Prioritising the backlog

Reading depth

What you'll learn

Reuse the course's own model — prioritise by used × standard-impacting × cost weighted by upgrade severity, delete dead code, sequence the rest wrap-versus-rewrite, and keep one visible worst-first list.

  • Prioritise on used? × standard-impacting? × cost-to-fix (module 8), weighted by upgrade-blocking severity (the readiness audit).
  • High-usage, standard-impacting, low-cost first — most upgrade risk retired per unit of effort.
  • Unused code → decommission policy (mark, watch, delete), not remediation — deletion is the cheapest fix.

A readiness scan on a real estate returns more findings than any team can fix at once, so prioritisation is the whole game — and the course already gives you the model. Module 8's migration loop prioritises on three axes: is the object actually *used* (SCMON), does it touch a *standard object the Simplification Items are changing*, and what is the *cost to fix*. The readiness self-audit applies the same logic at the practice level, weighting each risky pattern by how hard it blocks cloud adoption (direct table writes and modifications weigh most). Reuse that weighting rather than inventing a new one.

The resulting rule of thumb: high-usage, standard-impacting, low-cost findings go first, because they retire the most upgrade risk per unit of effort. Unused code is a candidate for the decommission policy — mark, watch a cycle, delete (the capstone) — rather than remediation; the cheapest fix is the code you delete. The wrap-versus-rewrite decision (the decoupling-cockpit matrix) sequences the rest: wrap cheaply now where a released equivalent is far off, rewrite where the released API is ready.
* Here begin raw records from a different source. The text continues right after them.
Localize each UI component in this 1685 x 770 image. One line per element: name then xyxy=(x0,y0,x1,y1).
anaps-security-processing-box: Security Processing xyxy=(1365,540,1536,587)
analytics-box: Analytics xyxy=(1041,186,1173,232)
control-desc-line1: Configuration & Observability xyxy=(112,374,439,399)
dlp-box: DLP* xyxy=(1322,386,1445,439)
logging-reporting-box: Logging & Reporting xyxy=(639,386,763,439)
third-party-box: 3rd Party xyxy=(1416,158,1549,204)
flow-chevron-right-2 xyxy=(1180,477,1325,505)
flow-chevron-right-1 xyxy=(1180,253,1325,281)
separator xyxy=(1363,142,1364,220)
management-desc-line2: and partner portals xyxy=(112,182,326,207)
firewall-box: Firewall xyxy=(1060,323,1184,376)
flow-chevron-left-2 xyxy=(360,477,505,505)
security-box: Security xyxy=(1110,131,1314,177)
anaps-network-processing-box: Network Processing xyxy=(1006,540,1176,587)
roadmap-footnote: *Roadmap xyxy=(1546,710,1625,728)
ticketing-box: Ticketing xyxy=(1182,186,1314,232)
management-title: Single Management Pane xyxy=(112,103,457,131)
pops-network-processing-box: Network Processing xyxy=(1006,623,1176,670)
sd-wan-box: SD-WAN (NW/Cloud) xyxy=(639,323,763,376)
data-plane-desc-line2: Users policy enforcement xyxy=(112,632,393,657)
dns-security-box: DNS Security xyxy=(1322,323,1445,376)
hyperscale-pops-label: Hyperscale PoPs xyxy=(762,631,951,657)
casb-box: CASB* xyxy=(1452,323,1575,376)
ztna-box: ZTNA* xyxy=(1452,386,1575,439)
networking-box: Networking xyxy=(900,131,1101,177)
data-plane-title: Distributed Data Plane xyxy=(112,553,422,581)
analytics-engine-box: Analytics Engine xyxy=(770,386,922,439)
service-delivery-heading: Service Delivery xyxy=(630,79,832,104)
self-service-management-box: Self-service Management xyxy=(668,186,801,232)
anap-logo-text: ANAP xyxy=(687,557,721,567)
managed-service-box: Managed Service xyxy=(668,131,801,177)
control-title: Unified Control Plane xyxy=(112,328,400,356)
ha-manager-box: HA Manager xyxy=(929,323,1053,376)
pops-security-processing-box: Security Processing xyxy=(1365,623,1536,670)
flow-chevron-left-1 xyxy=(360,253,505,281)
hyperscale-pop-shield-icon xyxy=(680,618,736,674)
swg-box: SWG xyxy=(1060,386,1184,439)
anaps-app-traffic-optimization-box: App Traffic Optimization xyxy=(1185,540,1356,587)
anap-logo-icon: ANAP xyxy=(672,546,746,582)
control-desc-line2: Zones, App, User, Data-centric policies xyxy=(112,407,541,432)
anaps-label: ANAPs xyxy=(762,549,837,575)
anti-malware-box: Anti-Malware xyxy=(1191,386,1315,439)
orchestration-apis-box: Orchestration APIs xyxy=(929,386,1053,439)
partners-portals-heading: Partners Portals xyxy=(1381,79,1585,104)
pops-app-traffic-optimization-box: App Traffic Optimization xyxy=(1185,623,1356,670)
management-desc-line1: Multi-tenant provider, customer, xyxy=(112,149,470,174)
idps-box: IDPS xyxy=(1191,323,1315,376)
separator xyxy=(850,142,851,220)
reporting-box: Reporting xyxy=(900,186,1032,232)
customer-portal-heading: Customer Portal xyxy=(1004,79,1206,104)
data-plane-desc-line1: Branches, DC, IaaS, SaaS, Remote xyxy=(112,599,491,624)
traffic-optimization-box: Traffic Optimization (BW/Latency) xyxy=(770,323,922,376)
Make the priority visible. A single ordered list — deep-linked the way the readiness audit links each finding to the module that fixes it — keeps the team working worst-first instead of cherry-picking easy wins, and lets a lead defend why item B waits while item A ships.

Key points

  • Prioritise on used? × standard-impacting? × cost-to-fix (module 8), weighted by upgrade-blocking severity (the readiness audit).
  • High-usage, standard-impacting, low-cost first — most upgrade risk retired per unit of effort.
  • Unused code → decommission policy (mark, watch, delete), not remediation — deletion is the cheapest fix.
  • Sequence the rest with wrap-versus-rewrite (the decoupling-cockpit matrix).
  • Keep one visible, ordered, worst-first list so the team doesn't cherry-pick easy wins.